[Roderick Heath's expansive survey of the history of Australian cinema begins in that country's own silent era, and works forward into the 1960s. Parts II and III will bring us into the modern era. Some of the silent films mentioned here are actually available to watch online; links provided. So come meet the unsung heroes and pioneers of one of the world's most prolific and important film industries. Enjoy. - ed.] 
By Roderick Heath
Part One: 1896-1968
1. Pioneer Spirit
Filmmaking technology first came to Australia in the hands of Maurice Sestier, one of the Lumiere Brothers' [Wikipedia] many globetrotting cameramen, who arrived in Sydney in 1896, not a month after the first exhibition of films by Carl Hertz in Melbourne. Sestier shot several short travelogues of such edifying spectacles as Sydney Harbor and the crowds filing onto ferries and trams, and opened the Salon Lumiere on Pitt Street specifically to screen them, making him both Australia's first filmmaker and professional exhibitor. Sestier's film was too slow to capture the racing horses at the Melbourne Cup later in the year, so he settled for shooting the crowds instead. Sestier decided there was no future for cinema in Australia and auctioned off his camera two years after arriving, leaving for France with all his films. Nonetheless his work had made an impact, inspiring a small number of followers who made documentary shorts and news reels which proceeded to tantalize crowds.

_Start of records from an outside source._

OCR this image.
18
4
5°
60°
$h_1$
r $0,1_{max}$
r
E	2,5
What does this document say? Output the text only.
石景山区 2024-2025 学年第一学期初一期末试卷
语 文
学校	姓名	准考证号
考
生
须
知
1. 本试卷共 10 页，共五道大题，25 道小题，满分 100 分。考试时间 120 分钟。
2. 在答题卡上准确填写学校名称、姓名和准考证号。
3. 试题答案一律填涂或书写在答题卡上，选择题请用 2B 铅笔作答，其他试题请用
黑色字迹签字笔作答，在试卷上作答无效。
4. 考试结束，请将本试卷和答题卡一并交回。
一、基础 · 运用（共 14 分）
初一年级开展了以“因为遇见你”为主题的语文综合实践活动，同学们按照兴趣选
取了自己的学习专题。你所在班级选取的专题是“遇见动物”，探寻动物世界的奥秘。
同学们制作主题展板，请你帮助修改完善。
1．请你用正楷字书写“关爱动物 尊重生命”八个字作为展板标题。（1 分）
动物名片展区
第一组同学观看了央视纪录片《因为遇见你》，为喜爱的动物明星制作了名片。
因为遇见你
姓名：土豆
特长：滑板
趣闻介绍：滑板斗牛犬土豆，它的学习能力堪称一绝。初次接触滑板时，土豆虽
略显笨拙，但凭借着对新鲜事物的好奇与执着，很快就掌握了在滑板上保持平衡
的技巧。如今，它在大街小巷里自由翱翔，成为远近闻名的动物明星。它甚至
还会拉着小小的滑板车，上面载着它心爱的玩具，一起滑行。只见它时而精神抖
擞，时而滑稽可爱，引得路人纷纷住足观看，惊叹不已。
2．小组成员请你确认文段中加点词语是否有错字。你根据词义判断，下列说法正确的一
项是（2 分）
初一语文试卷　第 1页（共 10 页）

Of course, random shots of commuters and bushland were never going to fascinate paying patrons for very long. The idea of creating a fiction feature film may have been in many minds, but the man regarded as the first to accomplish it was an unlikely figure: Major Joseph Perry of the Salvation Army's Magic Lantern and Photographic Department. Perry, an Englishman residing in Melbourne, had shot a few short documentaries, and his first stab at a new kind of cinema was part of an early multimedia experience, with portions of his film shown in alternation with slides, sermons, and hymn singing, as part of a religious lecture. This movie, entitled Soldiers of the Cross, was essentially a series of illustrative sequences portraying the grisly fates of early Christian martyrs.